La ricetta vera è tuttora segreta e custodita gelosamente dalla Pasticceria Gollini di Vignola ma questa ricetta che circola tra le massaie del paese ha un gusto veramente molto simile ed è piu leggera oltre alla facile realizzazione
A proposito
la redazione del magazine online lorenzovinci.it, un magazine dedicato alla cucina e all’enogastronomia italiana d’eccellenza ha selezionato la mia ricetta della torta Barozzi come migliore del Web
Troverete un interessante approfondimento sulla storia e altre particolarita’ relative a questo delizioso dolcetto in questo food magazine

pasticceria gollini
la pasticceria gollini a vignola
Attrezzatura: un macinacaffè per ridurre in polvere le mandorle, un setaccio, due tegamini per il bagnomaria, una frusta o un frullino elettrico, uno stampo rettangolare, carta di alluminio.
 
Porzioni: per 8-10 persone
Ingredienti

 

  • 200 gr di zucchero
  • 40 gr di mandorle (di cui 15 gr amare).
  • 120 gr di burro
  • 50 gr cacao amaro
  • 20 gr di caffe’ in polvere
  • 200 gr di cioccolato fondente
  • 3 Uova
  • ancora burro e farina, per lo stampo
Procedimento:
Ridurre le mandorle farina, dopo averle pelate e appena appena tostate al forno.

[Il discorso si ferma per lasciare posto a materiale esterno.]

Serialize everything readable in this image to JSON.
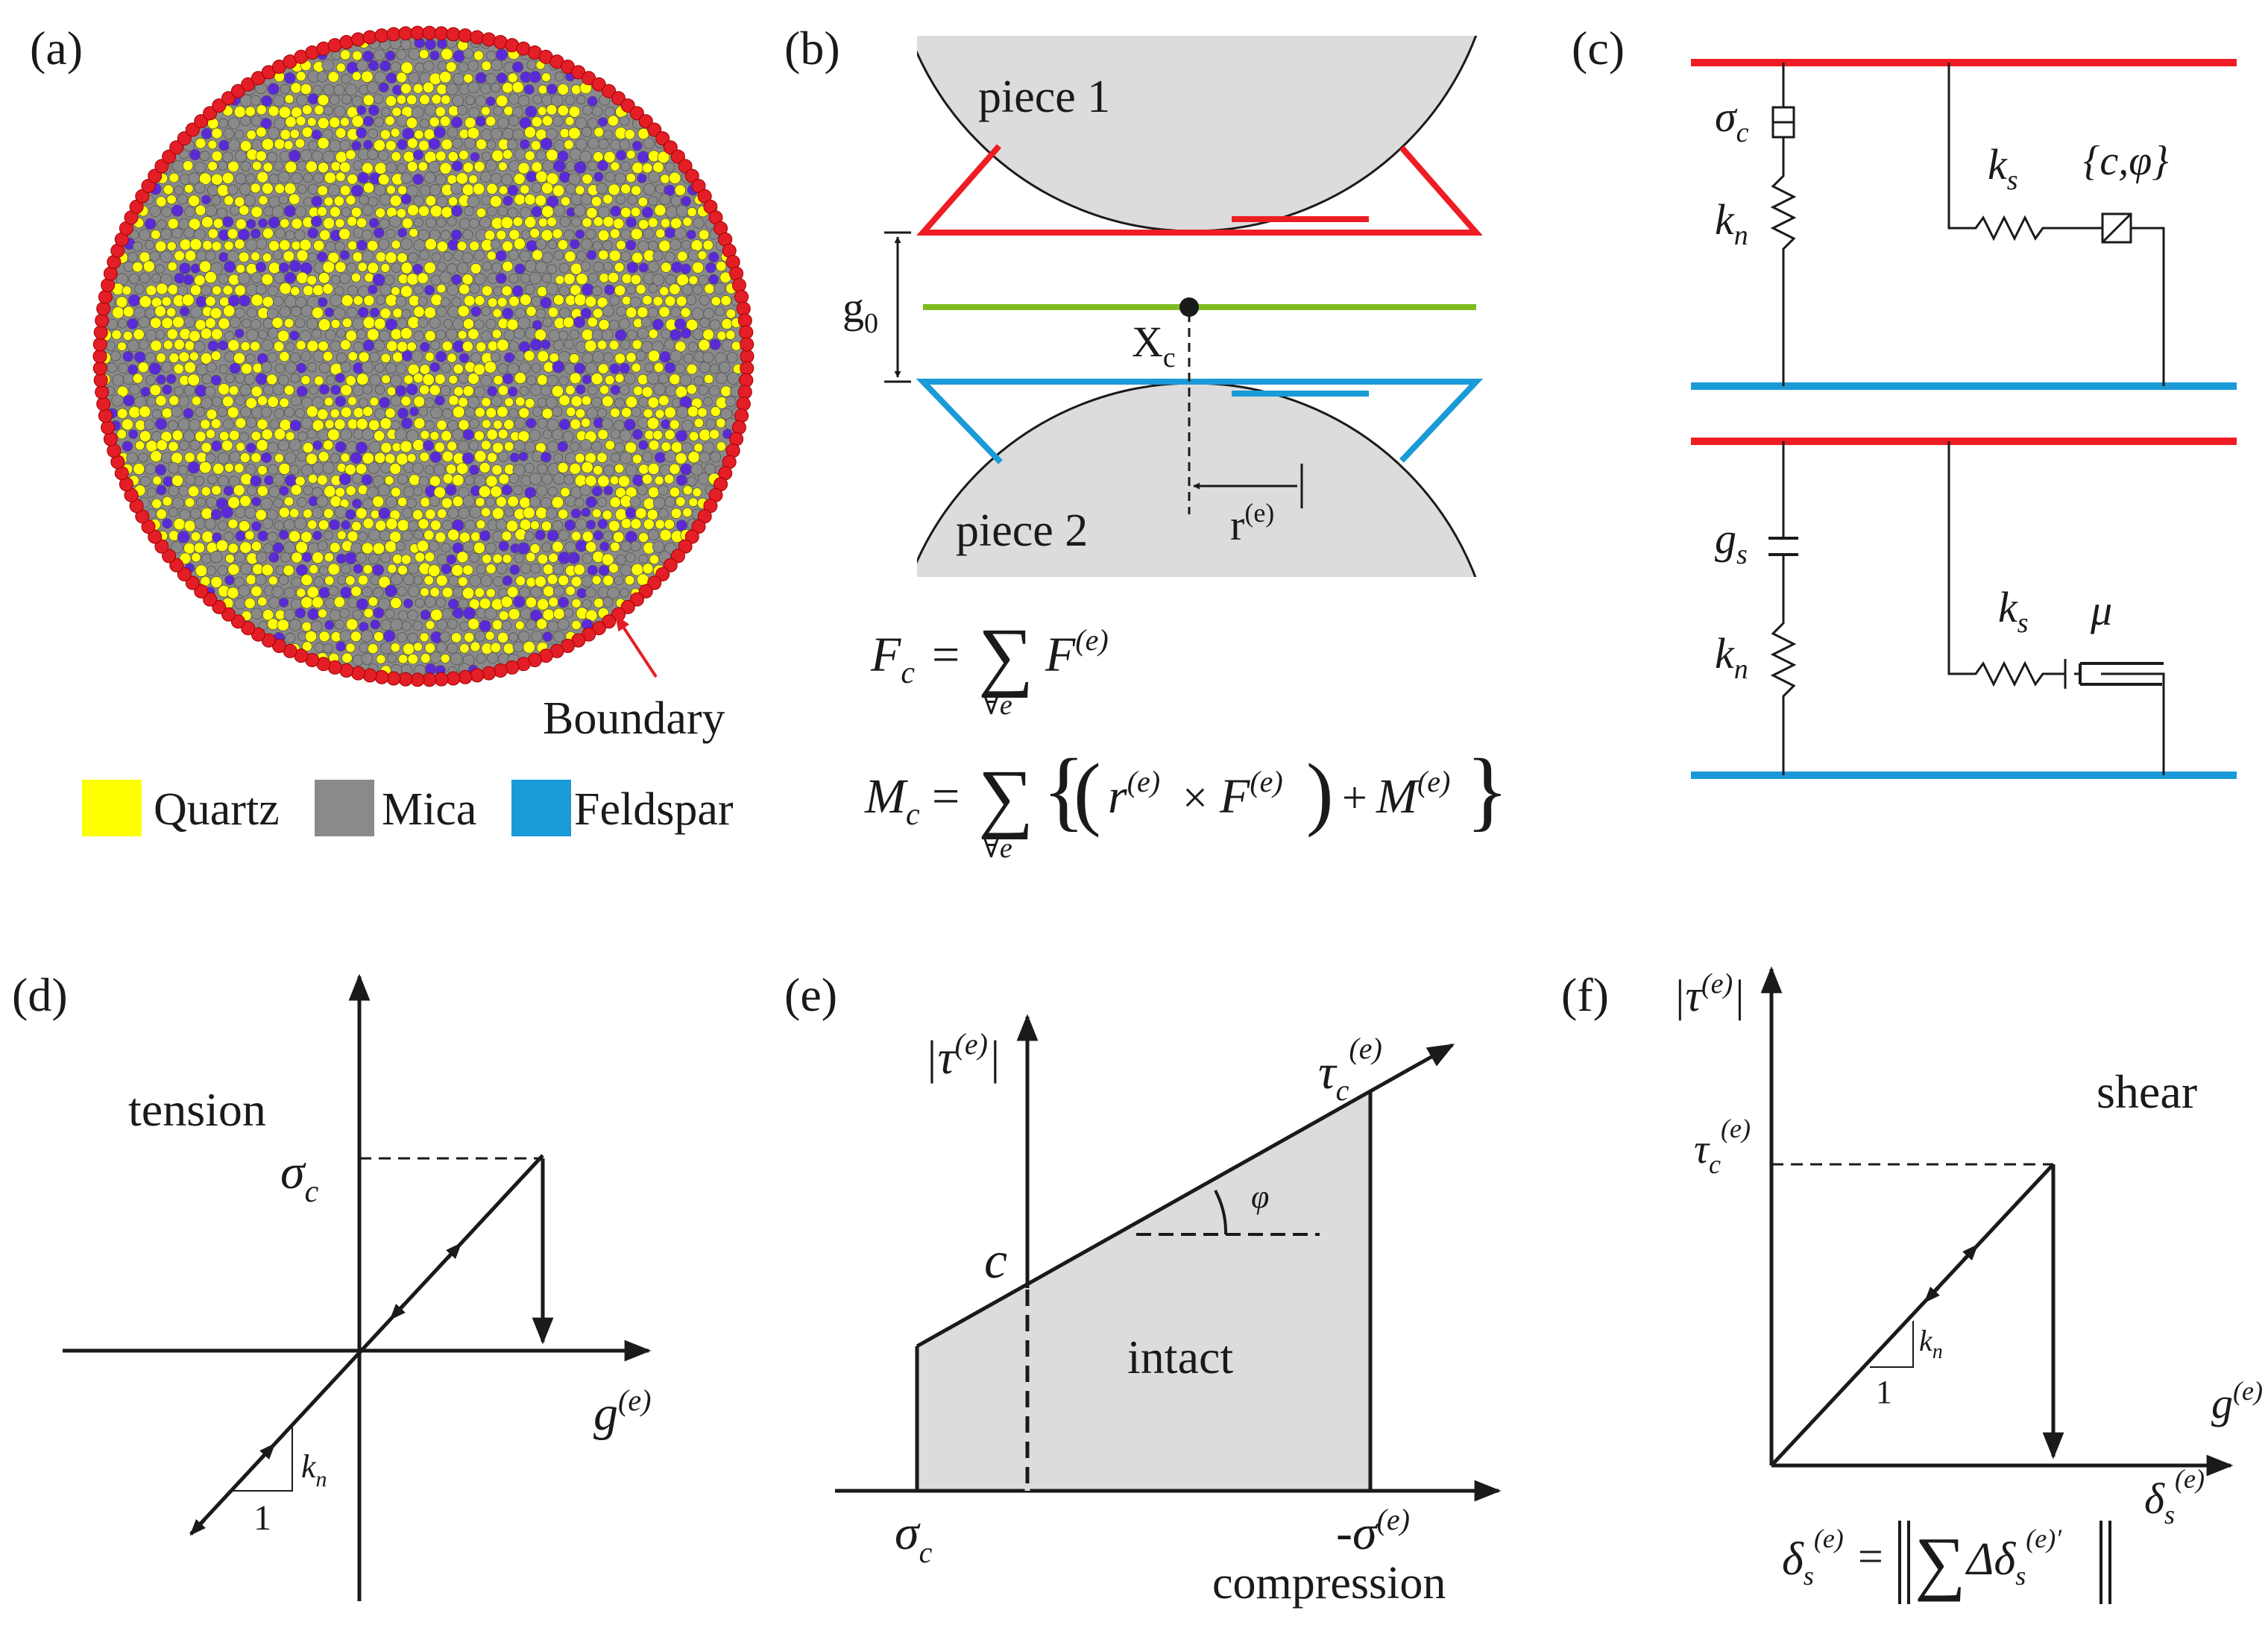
{
  "colors": {
    "boundary": "#e41e26",
    "quartz": "#ffff00",
    "mica": "#8a8a8a",
    "feldspar": "#1a9ad6",
    "particle_purple": "#5a2ad8",
    "piece_fill": "#dcdcdc",
    "top_edge": "#ef1c24",
    "mid_plane": "#7dbb1f",
    "bottom_edge": "#1a9ad6",
    "ink": "#1a1a1a",
    "shade": "#dcdcdc"
  },
  "panel_a": {
    "label": "(a)",
    "boundary_label": "Boundary",
    "legend": [
      {
        "name": "Quartz",
        "color": "#ffff00"
      },
      {
        "name": "Mica",
        "color": "#8a8a8a"
      },
      {
        "name": "Feldspar",
        "color": "#1a9ad6"
      }
    ]
  },
  "panel_b": {
    "label": "(b)",
    "piece1": "piece 1",
    "piece2": "piece 2",
    "gap_label": "g",
    "gap_sub": "0",
    "center_label": "X",
    "center_sub": "c",
    "radius_label": "r",
    "radius_sup": "(e)",
    "eq1_lhs": "F",
    "eq1_lhs_sub": "c",
    "eq1_sum": "∑",
    "eq1_sum_sub": "∀e",
    "eq1_rhs": "F",
    "eq1_rhs_sup": "(e)",
    "eq2_lhs": "M",
    "eq2_lhs_sub": "c",
    "eq2_sum": "∑",
    "eq2_sum_sub": "∀e",
    "eq2_r": "r",
    "eq2_r_sup": "(e)",
    "eq2_times": "×",
    "eq2_F": "F",
    "eq2_F_sup": "(e)",
    "eq2_plus": "+",
    "eq2_M": "M",
    "eq2_M_sup": "(e)"
  },
  "panel_c": {
    "label": "(c)",
    "sigma": "σ",
    "sigma_sub": "c",
    "kn_top": "k",
    "kn_top_sub": "n",
    "ks_top": "k",
    "ks_top_sub": "s",
    "cphi": "{c,φ}",
    "gs": "g",
    "gs_sub": "s",
    "kn_bot": "k",
    "kn_bot_sub": "n",
    "ks_bot": "k",
    "ks_bot_sub": "s",
    "mu": "μ"
  },
  "panel_d": {
    "label": "(d)",
    "region": "tension",
    "sigma": "σ",
    "sigma_sub": "c",
    "x_axis": "g",
    "x_axis_sup": "(e)",
    "kn": "k",
    "kn_sub": "n",
    "one": "1"
  },
  "panel_e": {
    "label": "(e)",
    "y_axis": "|τ",
    "y_axis_sup": "(e)",
    "y_axis_close": "|",
    "tau_c": "τ",
    "tau_c_sub": "c",
    "tau_c_sup": "(e)",
    "phi": "φ",
    "c": "c",
    "region": "intact",
    "sigma_c": "σ",
    "sigma_c_sub": "c",
    "neg_sigma": "-σ",
    "neg_sigma_sup": "(e)",
    "compression": "compression"
  },
  "panel_f": {
    "label": "(f)",
    "y_axis": "|τ",
    "y_axis_sup": "(e)",
    "y_axis_close": "|",
    "region": "shear",
    "tau_c": "τ",
    "tau_c_sub": "c",
    "tau_c_sup": "(e)",
    "g_label": "g",
    "g_sup": "(e)",
    "delta_axis": "δ",
    "delta_axis_sub": "s",
    "delta_axis_sup": "(e)",
    "kn": "k",
    "kn_sub": "n",
    "one": "1",
    "eq_lhs": "δ",
    "eq_lhs_sub": "s",
    "eq_lhs_sup": "(e)",
    "eq_equals": "=",
    "eq_sum": "∑",
    "eq_delta": "Δδ",
    "eq_delta_sub": "s",
    "eq_delta_sup": "(e)′"
  }
}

Sciogliere il cioccolato a bagnomaria e lasciarlo intiepidire.
 
Lavorare il burro – tenuto a temperatura ambiente – con una frusta assieme allo zucchero finche’ diventa schiumoso e aggiungere il cioccolato tiepido poco alla volta
 
Lavorare ancora e aggiungere le uova, il cacao, il caffè in polvere (preso cosi’ com’e’ dal sacchetto!) e la farina di mandorle. Foderare di carta di alluminio uno stampo rettangolare a bordi bassi e imburrarla, versarvi l’impasto e infornare a 175° per 30-40 minuti circa.
 
La vera difficoltà e’ proprio la cottura.
L’aspetto finale della superficie, comunque è quello di un velo appoggiato con “leggezza; su un’anima morbida e piu’ scura. Per questo la cottura bassa e prolungata: l’interno deve essere tenero e asciutto(ma non troppo) allo stesso tempo.
 
Una volta cotta, va sfornata, lasciata intiepidire e foderata interamente con della carta di alluminio fino al momento dell’utilizzo.